J'aurais pu vous parler de l'intervention de François Hollande, mais en fait, il n'y a pas grand chose à en dire, et vous trouverez tout ce que vous voudrez là dessus ailleurs. Je préfère vous parler d'autre chose, de bien plus important à mes yeux, même si c'est moins glamour. Il s'agit des résultats de la représentativité syndicale.

En 2008, Sarkozy a mis en oeuvre une très importante réforme de la représentativité syndicale, une des réformes qui marquera son quinquennat avec la QPC. Avant 2008, il n'y avait que 5 syndicats de salariés à être considérés comme représentatifs, et ayant donc le pouvoir, en signant un accord avec les syndicats patronaux, de rendre cet accord valide (je fais simple). Cette représentativité était acquise une fois pour toute : aucun des 5 ne pouvait la perdre, par contre, aucun nouvel entrant n'était admis. Ces 5 étaient la CGT, la CFDT, FO, la CFTC et la CGC. Ils bénéficiaient d'une véritable rente de situation, qui les amenaient à en vivre, sans trop se bouger, ce qui est sans doute l'une des raisons de l'état absolument minable du syndicalisme français.

En 2008, la droite a décidé que le représentativité résulterait des résultats d'élections professionnelles, organisées par l’État, qui auraient lieu tous les 4 ans. pour faire simple, il faut obtenir 8% des voix pour être considéré comme représentatif et donc être habilité à signer des accords professionnels. Les règles concernant la validité des accords a également changé. Avant, une seule signature, même si c'était celle de la CFTC, rendait l'accord valide. Désormais, il faut que les signatures au bas de l'accord pèsent 30% et qu'en face, il n'y ait pas un opposition pesant plus de 50%. Le pourcentage de chaque organisation concernant ce calcul de validité est obtenu au terme de calculs compliqués, qui reflètent largement mais pas complètement le nombre de voix obtenus aux élections professionnelles. En clair, un accord signé par la seule CFTC, mais suscitant l'opposition de tous les autres, ça ne passe plus, et on n'est représentatif que pour 4 ans, avec des élections. Donc il faut se bouger un peu les fesses...

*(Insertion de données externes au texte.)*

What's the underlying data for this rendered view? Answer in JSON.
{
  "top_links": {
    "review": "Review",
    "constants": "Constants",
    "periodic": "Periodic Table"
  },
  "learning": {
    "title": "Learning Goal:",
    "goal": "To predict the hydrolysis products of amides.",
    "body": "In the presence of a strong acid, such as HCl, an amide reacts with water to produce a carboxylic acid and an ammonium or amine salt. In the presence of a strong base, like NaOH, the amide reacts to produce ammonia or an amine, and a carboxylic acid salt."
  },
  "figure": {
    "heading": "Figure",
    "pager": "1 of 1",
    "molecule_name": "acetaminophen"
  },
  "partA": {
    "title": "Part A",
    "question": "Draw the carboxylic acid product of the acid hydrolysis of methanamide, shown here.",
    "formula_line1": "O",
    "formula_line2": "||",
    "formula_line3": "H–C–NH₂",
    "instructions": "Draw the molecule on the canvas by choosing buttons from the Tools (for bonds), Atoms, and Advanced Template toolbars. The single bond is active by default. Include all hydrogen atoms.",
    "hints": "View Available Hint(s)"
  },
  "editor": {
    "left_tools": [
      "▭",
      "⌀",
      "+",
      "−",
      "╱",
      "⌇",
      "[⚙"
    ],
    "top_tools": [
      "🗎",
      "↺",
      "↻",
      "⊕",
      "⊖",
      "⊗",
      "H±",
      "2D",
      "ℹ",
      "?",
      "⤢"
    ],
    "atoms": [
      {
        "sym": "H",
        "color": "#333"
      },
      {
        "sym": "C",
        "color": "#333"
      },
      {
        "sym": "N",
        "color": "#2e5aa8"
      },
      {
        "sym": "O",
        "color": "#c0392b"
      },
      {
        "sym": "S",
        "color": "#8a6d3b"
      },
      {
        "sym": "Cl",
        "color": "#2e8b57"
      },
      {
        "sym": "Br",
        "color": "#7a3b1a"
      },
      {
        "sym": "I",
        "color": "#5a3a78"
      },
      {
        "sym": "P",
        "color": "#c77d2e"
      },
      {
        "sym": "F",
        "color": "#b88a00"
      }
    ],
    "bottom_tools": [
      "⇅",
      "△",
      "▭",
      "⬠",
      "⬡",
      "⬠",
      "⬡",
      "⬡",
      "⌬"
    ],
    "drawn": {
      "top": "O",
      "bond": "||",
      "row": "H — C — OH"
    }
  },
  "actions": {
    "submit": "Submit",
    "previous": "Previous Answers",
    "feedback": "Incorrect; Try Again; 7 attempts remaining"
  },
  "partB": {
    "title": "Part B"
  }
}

Les premiers résultats de la nouvelle représentativité viennent de tomber. Ils sont valables pour les 4 prochaines années. Ils sont très intéressants. Les 5 qui étaient là avant conservent leur représentativité. Voici le "poids" de chaque syndicat : la CGT obtient 30,62%, la CFDT (29,74%), FO (18,23%), la CFE-CGC (10,78%) et la CFTC (10,63%).

A mes yeux, l'équilibre est parfait. La CGT est la seule à pouvoir signer sans avoir besoin du soutien d'un autre, ce qui peut l'amener à faire évoluer sa culture interne vers davantage de compromis. C'est quand même très intéressant dans les équilibres entre syndicats d'avoir cette arme qui permet de valider seul un accord, en obligeant les autres, s'ils ne sont pas contents, à se coaliser. Peut-être que cela pourrait amener la CGT à signer davantage d'accords. A l'inverse, je suis très content que le CFDT soit juste en dessous de la barre des 30%, et doive obligatoirement trouver un allié, car à l'inverse de la CGT qui ne signe rien, je trouve que la CFDT signe trop, et parfois un peu n'importe quoi. Il y aura donc désormais un garde-fou. On a un renforcement de la duopolisation du paysage syndical, car à moins d'une improbable coalition FO-CFTC-CGC, seules la CGT et la CFDT sont des partenaires pour les syndicats patronaux. Le résultat est également très intéressant d'un autre point de vue. La CGT+FO, c'est à dire le front habituel du refus des accords, c'est 48,85% donc moins de 50%. Pour bloquer un accord national, il va falloir que la CGT et FO rallient à leur position, soit la CGC, soit la CFTC...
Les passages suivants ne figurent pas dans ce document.